The Clean Energy Security Fund – also set to be wound up a year ahead of schedule – has so far paid billions of dollars in compensation to power generators.

Generators use the money to purchase carbon permits, effectively buffering them from the carbon tax’s full impost.

Under the package proposed by Mr Rudd this week, the value of permits for 2014-15 and 2015-16 is expected to fall, while the final year of permits will be scrapped.
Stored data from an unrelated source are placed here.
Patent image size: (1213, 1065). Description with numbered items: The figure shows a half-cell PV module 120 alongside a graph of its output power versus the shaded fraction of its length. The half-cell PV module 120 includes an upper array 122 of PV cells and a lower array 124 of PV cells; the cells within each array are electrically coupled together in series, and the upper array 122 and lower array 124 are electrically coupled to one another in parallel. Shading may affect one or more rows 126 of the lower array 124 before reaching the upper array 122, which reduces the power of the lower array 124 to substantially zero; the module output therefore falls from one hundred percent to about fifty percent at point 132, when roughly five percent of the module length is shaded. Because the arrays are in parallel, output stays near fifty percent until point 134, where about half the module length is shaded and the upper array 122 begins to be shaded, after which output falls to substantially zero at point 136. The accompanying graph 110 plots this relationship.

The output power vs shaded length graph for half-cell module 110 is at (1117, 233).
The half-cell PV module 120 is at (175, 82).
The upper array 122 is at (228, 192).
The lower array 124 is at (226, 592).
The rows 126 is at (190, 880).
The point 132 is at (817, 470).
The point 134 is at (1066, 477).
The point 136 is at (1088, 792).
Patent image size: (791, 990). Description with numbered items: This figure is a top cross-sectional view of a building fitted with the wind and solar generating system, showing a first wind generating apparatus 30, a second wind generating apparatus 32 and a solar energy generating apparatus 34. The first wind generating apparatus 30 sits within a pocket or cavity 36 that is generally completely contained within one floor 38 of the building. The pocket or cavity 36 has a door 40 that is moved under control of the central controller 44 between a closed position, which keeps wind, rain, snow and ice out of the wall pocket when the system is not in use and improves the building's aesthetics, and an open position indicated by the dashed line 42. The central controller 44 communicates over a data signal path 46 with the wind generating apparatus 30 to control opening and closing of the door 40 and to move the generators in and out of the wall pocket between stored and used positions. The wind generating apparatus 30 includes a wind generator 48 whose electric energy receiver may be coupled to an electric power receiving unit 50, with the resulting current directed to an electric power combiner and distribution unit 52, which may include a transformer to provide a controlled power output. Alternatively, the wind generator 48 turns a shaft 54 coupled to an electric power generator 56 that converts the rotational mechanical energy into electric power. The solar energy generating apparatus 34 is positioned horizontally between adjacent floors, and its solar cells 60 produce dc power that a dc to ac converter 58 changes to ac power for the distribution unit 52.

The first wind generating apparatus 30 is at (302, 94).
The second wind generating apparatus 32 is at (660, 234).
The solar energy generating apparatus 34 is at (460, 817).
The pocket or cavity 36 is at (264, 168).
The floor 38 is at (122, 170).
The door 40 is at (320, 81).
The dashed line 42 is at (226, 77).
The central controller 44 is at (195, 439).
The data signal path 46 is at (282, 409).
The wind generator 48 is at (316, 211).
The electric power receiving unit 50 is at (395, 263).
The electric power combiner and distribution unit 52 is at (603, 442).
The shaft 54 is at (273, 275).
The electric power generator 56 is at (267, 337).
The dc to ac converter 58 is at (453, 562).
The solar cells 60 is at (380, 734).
If an early move to an ETS and the proposed withdrawal of one-fifth of the energy security fund passes through Parliament, local generators face “damaging” changes to their balance sheets.

It is understood one generator faces reduced payments to the value of $400 million while others could face more.

Yallourn power station owner EnergyAustralia told The Express removing permits also diminished the company’s “confidence to invest in future projects in areas like the Latrobe Valley”.

“Cancelling one-fifth of the energy security fund is an example of the level of sovereign risk in this sector… we are disappointed that (since Tuesday) we have seen policy developed on the run, undermining a carefully considered package,” EnergyAustralia spokesperson Clare Savage said.

GDF SUEZ Australian Energy spokesperson Trevor Rowe said the government had failed to consult with the industry over its proposed changes which, if they became law, “would have a material impact on GDF SUEZ Australian Energy’s business”.

“This creates further uncertainty for investors in our business and the sector generally,” he said.

Mr Rowe said the company had “refinanced $1.7 billion of project debt in mid 2012… and investors have relied upon the current legislation and trusted the Australian Government to honour its commitments in full, including the energy security fund”.

Federal Member for Gippsland Darren Chester said it was “alarming” such policy announcements were “being made on the run” and government had “failed to even consult with the businesses and communities who will be most adversely affected”.

He said this week’s events followed years of the Valley being left out of the carbon tax debate, then promised compensation that was later withdrawn.

“Now it has all been thrown out the window and not one minister has had the decency to come to our community and explain what the hell is going on,” he said.

Latrobe City Council implored Mr Rudd or senior Federal Government ministers to visit the Valley and “speak honestly about what this proposal is and give us some level of detail so we can understand what the impacts will be”.

Acting chief executive Carol Jeffs said, while council’s low-carbon transition plans were not based on a specific carbon reduction mechanism, “the main concern is that while there continues to be flux about what the policy is, this translates to extreme uncertainty about whether to invest here or not and that seriously translates through to jobs in our community”.

“What we would say (to the Federal Government) is please come here and explain what (the policy) is and provide us with some certainty so we can secure jobs though our community and (attract) the next multi-billion dollar projects” to the region.

“We want to see bipartisan support from all three levels of government… so our community doesn’t get left behind or left out again,” she said.